The simple answer to this question is "All you need is the .torrent file. Stupid n00bs." This is true. The .torrent file contains all the metadata required to A) download the data and B) verify the data. Without this, you can't really do anything. So, do you actually need the .torrent file to begin a download?
No! All you need is the infohash for the .torrent file! The infohash is the SHA1 hash of the metadata in a .torrent file. As such, it can be used as a unique identifier for a particular .torrent file. With this infohash, you can query the BitTorrent DHT for a list of peers downloading that torrent. Then, with the help of the Metadata Exchange extension, you can connect to these peers and request that they send you the metadata from the .torrent file and you're away and downloading. Great!

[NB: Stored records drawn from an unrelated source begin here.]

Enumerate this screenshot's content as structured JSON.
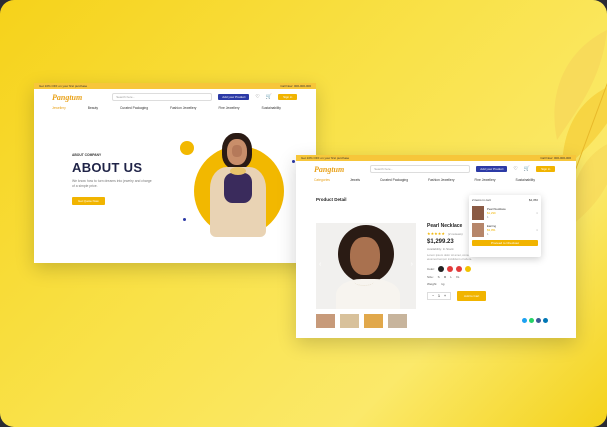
{
  "shot1": {
    "topbar_left": "Get 10% OFF on your first purchase",
    "topbar_right": "Call Now: 000-000-000",
    "logo": "Pangtum",
    "search_placeholder": "Search here...",
    "add_product": "Add your Product",
    "signin": "Sign in",
    "nav": [
      "Jewellery",
      "Beauty",
      "Curated Packaging",
      "Fashion Jewellery",
      "Fine Jewellery",
      "Sustainability"
    ],
    "about_small": "ABOUT COMPANY",
    "about_title": "ABOUT US",
    "about_desc": "We know how to turn dreams into jewelry and charge of a simple price.",
    "about_btn": "Get Quote Now"
  },
  "shot2": {
    "topbar_left": "Get 10% OFF on your first purchase",
    "topbar_right": "Call Now: 000-000-000",
    "logo": "Pangtum",
    "search_placeholder": "Search here...",
    "add_product": "Add your Product",
    "signin": "Sign in",
    "nav": [
      "Categories",
      "Jewels",
      "Curated Packaging",
      "Fashion Jewellery",
      "Fine Jewellery",
      "Sustainability"
    ],
    "page_title": "Product Detail",
    "product_name": "Pearl Necklace",
    "reviews": "(2 reviews)",
    "price": "$1,299.23",
    "availability": "Availability: In Stock",
    "desc": "Lorem ipsum dolor sit amet, consectetur adipiscing elit sed do eiusmod tempor incididunt ut labore.",
    "color_label": "Color:",
    "size_label": "Size:",
    "sizes": [
      "S",
      "M",
      "L",
      "XL"
    ],
    "weight_label": "Weight:",
    "weight_value": "1g",
    "qty": "1",
    "add_cart": "Add to Cart",
    "cart_title": "2 items in cart",
    "cart_total": "$4,350",
    "cart_items": [
      {
        "name": "Pearl Necklace",
        "price": "$1,299",
        "qty": "1"
      },
      {
        "name": "Earring",
        "price": "$3,051",
        "qty": "1"
      }
    ],
    "checkout": "Proceed to Checkout",
    "swatches": [
      "#222222",
      "#e23b3b",
      "#e23b3b",
      "#f2c200"
    ],
    "share_colors": [
      "#1da1f2",
      "#25d366",
      "#3b5998",
      "#0077b5"
    ]
  }
}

"But what if some malicious peer sends you corrupt metadata, then you'd never be able to download the torrent properly!", I hear you asking. Well, in a rather beautiful twist, this is next to impossible. As I said earlier, the infohash is generated by putting the metadata in the .torrent file through a SHA1 hash. So all you have to do is hash the metadata once you have received it and then compare the result of that to the SHA1 hash you used to start the download. If they match, then you can be fairly confident that the metadata has not been corrupted/altered in any way.
As of 17:00GMT, March 15th MonoTorrent has completed its first download using only a 20 byte hash to begin the download. This is possible because of some tireless work by Olivier Dufour, who also implemented Peer Exchange, a good few parts of DHT, WebSeeding and SuperSeeding. The code for this still hasn't quite hit SVN, a bit of refactoring remains to be done. It should be in SVN within a week. I'm looking forward to his next patch of awesomenesss now.